Eine interne Prüfung der DB hat ergeben, dass Rückschnitte keine Lösung seien. Die Bäume würden dabei mindestens die Hälfte ihrer Kronen einbüßen und könnten diesen massiven Eingriff auf Dauer nicht überleben. Zur selben Prognose kommt auch das Baumgutachten, das auf Initiative des Beirats erstellt und vom Umweltsenator finanziert wurde. Andreas Block-Daniel, öffentlich bestellter und vereidigter Baumsachverständiger mit Sitz in Riensberg, hatte sich die Bäume in der Kastanienstraße im Einzelnen angesehen. Der kritische Bereich befinde sich im Straßenabschnitt zwischen den Hausnummern 11 und 68, berichtete Block-Daniel beim Ortstermin. Hier kommen die Bäume den Oberleitungen besonders nahe. „So hart es auch ist: Der Bestand ist nicht zu halten“, lautete das Fazit des Gutachters.

Er nehme das Anliegen der Anwohner sehr ernst und wünsche sich eine Lösung, mit der alle gut leben können, hatte der Umweltsenator in Findorff mitgeteilt. Die Sitzung des Findorffer Bauausschusses beschäftigte sich am selben Abend aber bereits mit der Zeit nach der Rodung. Dem Vorschlag des Senators, eine Verlegung der Oberleitungen zu prüfen, hielt DB-Vertreter Christian Hieke Kosten in Millionenhöhe und eine jahrelange Vorlaufzeit entgegen. Noch plane das Unternehmen die Fällungsmaßnahmen vor Jahresende. Die Arbeiten würden an der Münchener Straße beginnen und abschnittsweise erfolgen, so der Serviceleiter Fahrbahnpflege.

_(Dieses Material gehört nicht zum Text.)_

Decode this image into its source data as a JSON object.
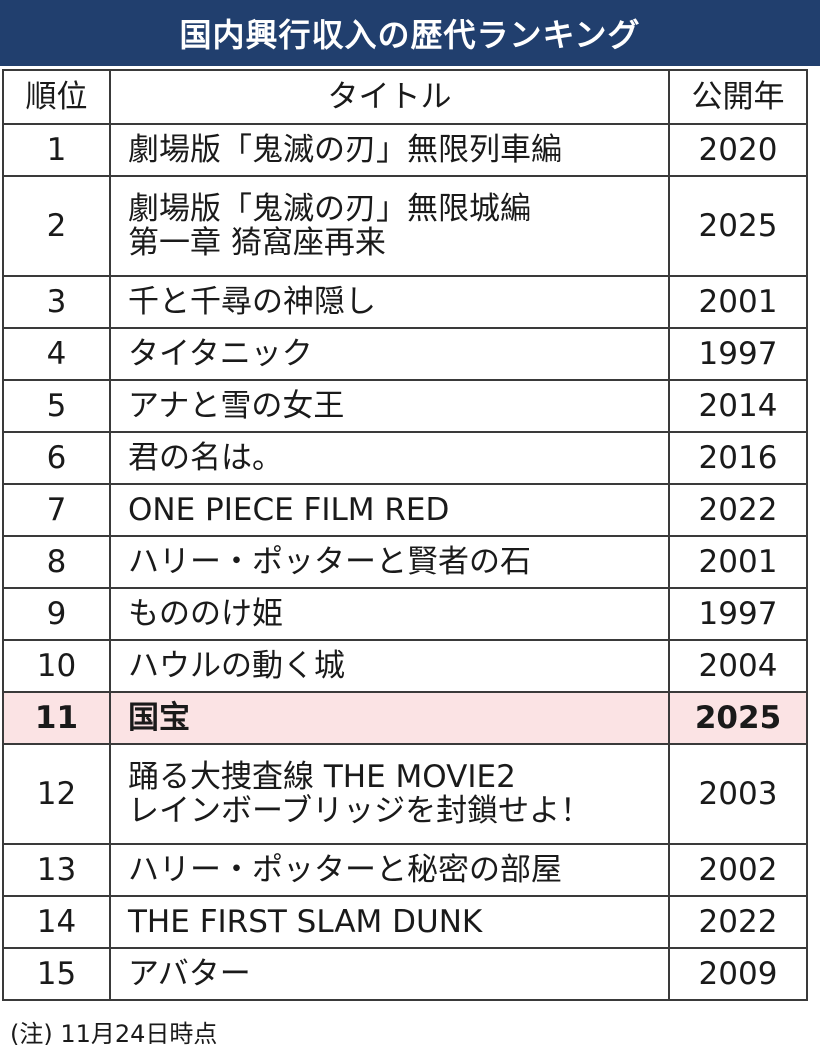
{
  "title": "国内興行収入の歴代ランキング",
  "columns": {
    "rank": "順位",
    "title": "タイトル",
    "year": "公開年"
  },
  "rows": [
    {
      "rank": "1",
      "title": "劇場版「鬼滅の刃」無限列車編",
      "year": "2020"
    },
    {
      "rank": "2",
      "title": "劇場版「鬼滅の刃」無限城編\n第一章 猗窩座再来",
      "year": "2025"
    },
    {
      "rank": "3",
      "title": "千と千尋の神隠し",
      "year": "2001"
    },
    {
      "rank": "4",
      "title": "タイタニック",
      "year": "1997"
    },
    {
      "rank": "5",
      "title": "アナと雪の女王",
      "year": "2014"
    },
    {
      "rank": "6",
      "title": "君の名は。",
      "year": "2016"
    },
    {
      "rank": "7",
      "title": "ONE PIECE FILM RED",
      "year": "2022"
    },
    {
      "rank": "8",
      "title": "ハリー・ポッターと賢者の石",
      "year": "2001"
    },
    {
      "rank": "9",
      "title": "もののけ姫",
      "year": "1997"
    },
    {
      "rank": "10",
      "title": "ハウルの動く城",
      "year": "2004"
    },
    {
      "rank": "11",
      "title": "国宝",
      "year": "2025"
    },
    {
      "rank": "12",
      "title": "踊る大捜査線 THE MOVIE2\nレインボーブリッジを封鎖せよ！",
      "year": "2003"
    },
    {
      "rank": "13",
      "title": "ハリー・ポッターと秘密の部屋",
      "year": "2002"
    },
    {
      "rank": "14",
      "title": "THE FIRST SLAM DUNK",
      "year": "2022"
    },
    {
      "rank": "15",
      "title": "アバター",
      "year": "2009"
    }
  ],
  "highlight_rank": "11",
  "colors": {
    "header_bg": "#213f6e",
    "highlight_bg": "#fbe3e4"
  },
  "note": "(注) 11月24日時点"
}
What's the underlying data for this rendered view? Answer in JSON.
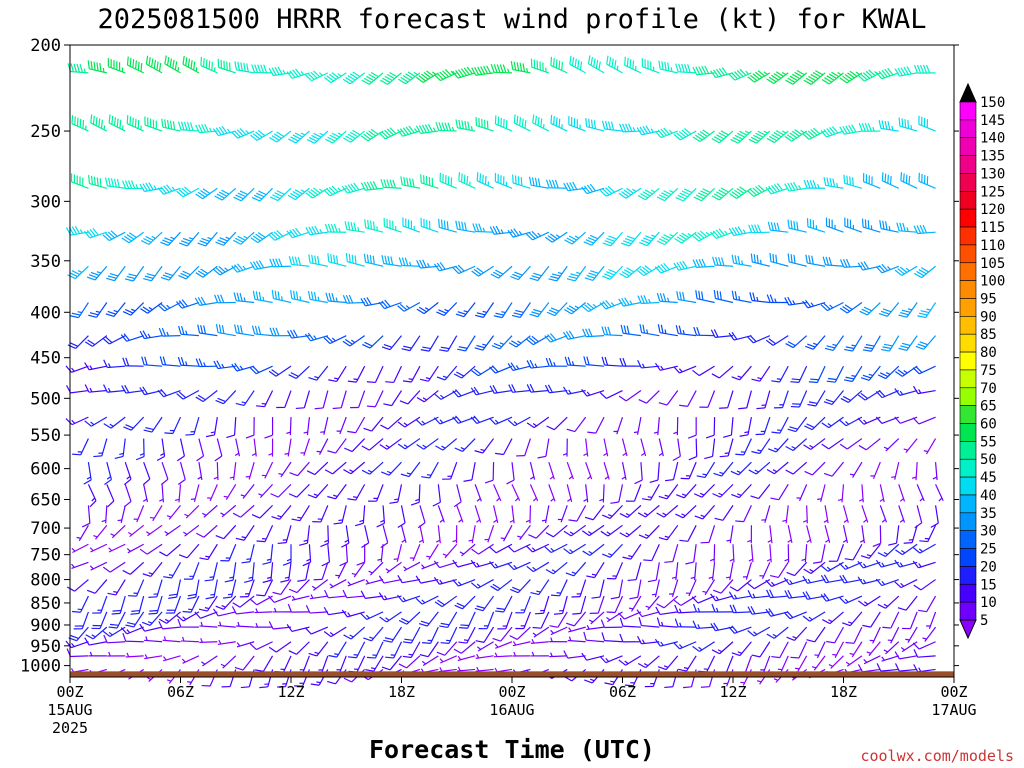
{
  "chart_data": {
    "type": "wind-barb-profile",
    "title": "2025081500 HRRR forecast wind profile (kt) for KWAL",
    "xlabel": "Forecast Time (UTC)",
    "ylabel": "",
    "credit": "coolwx.com/models",
    "x_range_hours": [
      0,
      48
    ],
    "y_range_hpa": [
      200,
      1030
    ],
    "y_scale": "log",
    "y_ticks": [
      "200",
      "250",
      "300",
      "350",
      "400",
      "450",
      "500",
      "550",
      "600",
      "650",
      "700",
      "750",
      "800",
      "850",
      "900",
      "950",
      "1000"
    ],
    "x_ticks": [
      {
        "label": "00Z",
        "sub": [
          "15AUG",
          "2025"
        ],
        "hour": 0
      },
      {
        "label": "06Z",
        "sub": [],
        "hour": 6
      },
      {
        "label": "12Z",
        "sub": [],
        "hour": 12
      },
      {
        "label": "18Z",
        "sub": [],
        "hour": 18
      },
      {
        "label": "00Z",
        "sub": [
          "16AUG"
        ],
        "hour": 24
      },
      {
        "label": "06Z",
        "sub": [],
        "hour": 30
      },
      {
        "label": "12Z",
        "sub": [],
        "hour": 36
      },
      {
        "label": "18Z",
        "sub": [],
        "hour": 42
      },
      {
        "label": "00Z",
        "sub": [
          "17AUG"
        ],
        "hour": 48
      }
    ],
    "colorbar": {
      "labels": [
        "150",
        "145",
        "140",
        "135",
        "130",
        "125",
        "120",
        "115",
        "110",
        "105",
        "100",
        "95",
        "90",
        "85",
        "80",
        "75",
        "70",
        "65",
        "60",
        "55",
        "50",
        "45",
        "40",
        "35",
        "30",
        "25",
        "20",
        "15",
        "10",
        "5"
      ],
      "colors": [
        "#ff00ff",
        "#f000d8",
        "#f000b0",
        "#f00088",
        "#f00050",
        "#f00020",
        "#ff0000",
        "#ff3000",
        "#ff5000",
        "#ff7000",
        "#ff8c00",
        "#ffa000",
        "#ffbe00",
        "#ffdc00",
        "#ffff00",
        "#c8ff00",
        "#96ff00",
        "#32e632",
        "#00e650",
        "#00f096",
        "#00f0c8",
        "#00dcf0",
        "#00b4ff",
        "#0096ff",
        "#0064ff",
        "#0046ff",
        "#1e1eff",
        "#4600ff",
        "#6e00ff",
        "#8c00ff"
      ],
      "top_color": "#000000",
      "bottom_color": "#8c00ff"
    },
    "ground": {
      "color": "#9b4f2a",
      "pressure_top_hpa": 1015
    },
    "levels_hpa": [
      215,
      250,
      290,
      325,
      355,
      390,
      425,
      460,
      490,
      525,
      555,
      590,
      625,
      660,
      695,
      730,
      765,
      800,
      835,
      870,
      905,
      940,
      975,
      1010
    ],
    "times_hours": [
      0,
      1,
      2,
      3,
      4,
      5,
      6,
      7,
      8,
      9,
      10,
      11,
      12,
      13,
      14,
      15,
      16,
      17,
      18,
      19,
      20,
      21,
      22,
      23,
      24,
      25,
      26,
      27,
      28,
      29,
      30,
      31,
      32,
      33,
      34,
      35,
      36,
      37,
      38,
      39,
      40,
      41,
      42,
      43,
      44,
      45,
      46,
      47,
      48
    ],
    "speed_kt_by_level": [
      52,
      48,
      45,
      40,
      36,
      30,
      25,
      18,
      14,
      12,
      10,
      10,
      9,
      9,
      9,
      10,
      11,
      12,
      13,
      13,
      12,
      10,
      9,
      8
    ],
    "direction_deg_by_level": [
      265,
      262,
      260,
      255,
      250,
      248,
      245,
      240,
      230,
      215,
      200,
      195,
      190,
      195,
      200,
      210,
      220,
      225,
      230,
      235,
      240,
      240,
      235,
      230
    ]
  }
}
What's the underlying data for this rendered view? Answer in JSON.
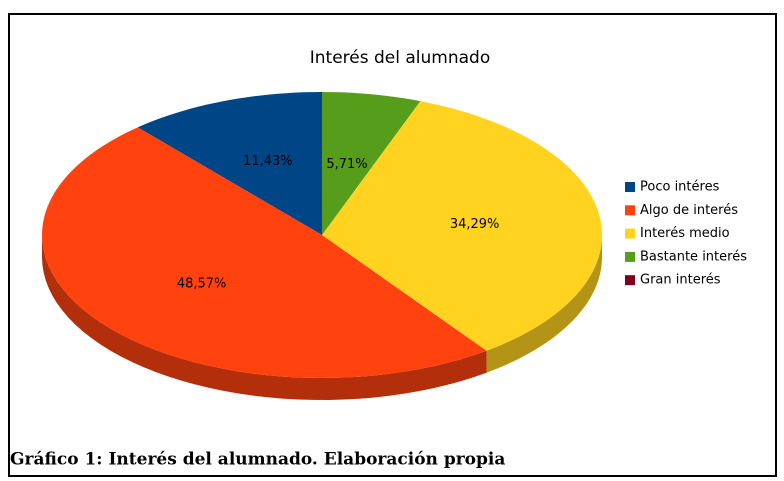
{
  "chart_data": {
    "type": "pie3d",
    "title": "Interés del alumnado",
    "categories": [
      "Poco intéres",
      "Algo de interés",
      "Interés medio",
      "Bastante interés",
      "Gran interés"
    ],
    "values": [
      11.43,
      48.57,
      34.29,
      5.71,
      0
    ],
    "value_labels": [
      "11,43%",
      "48,57%",
      "34,29%",
      "5,71%",
      null
    ],
    "colors": [
      "#004586",
      "#ff420e",
      "#ffd320",
      "#579d1c",
      "#7e0021"
    ],
    "legend": "right"
  },
  "caption": "Gráfico 1: Interés del alumnado. Elaboración propia"
}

Dass der vorhandene Strauchbestand und der Efeubewuchs an der Lärmschutzwand weitestmöglich erhalten werden sollen, hatte die DB-Delegation den Findorffern bereits am Nachmittag zugesagt. Schon im Januar könne mit Nachpflanzungen begonnen werden, die künftig aber nicht höher als die Lärmschutzwand werden sollen, so Hieke. Die Bahn stellt sich an der Böschung die Pflanzung von heimischem Buschwerk vor, das innerhalb kurzer Zeit zu einem „grünen Vorhang“ für die Bewohner wachsen werde. Von den 15 Bäumen, die wegen ihres Stammumfangs von mehr als 120 Zentimetern unter die Baumschutzverordnung fallen, könnten acht über Rückschnittmaßnahmen erhalten werden, erklärten Vertreter des Umweltbetriebs Bremen dem Ausschuss. Als Ersatz für die sieben geschützten Straßenbäume, die gefällt werden müssen, würden zehn Bäume kleinwüchsiger Arten gepflanzt, die maximal zehn bis zwölf Meter Höhe erreichen. Wie groß der Verlust für die Anwohner sein wird, hatte Jutta Schäfer-Böhle dem Beirat bereits im November geschildert – der Stadtteil-Kurier berichtete. Jahrzehntelang hatten die Nachbarn ihre „grüne Lunge“ gehegt und gepflegt und auch mit finanzieller Unterstützung des Beirats aufgeforstet. „Es wird nie wieder so sein wie jetzt“, bedauerte die Findorfferin.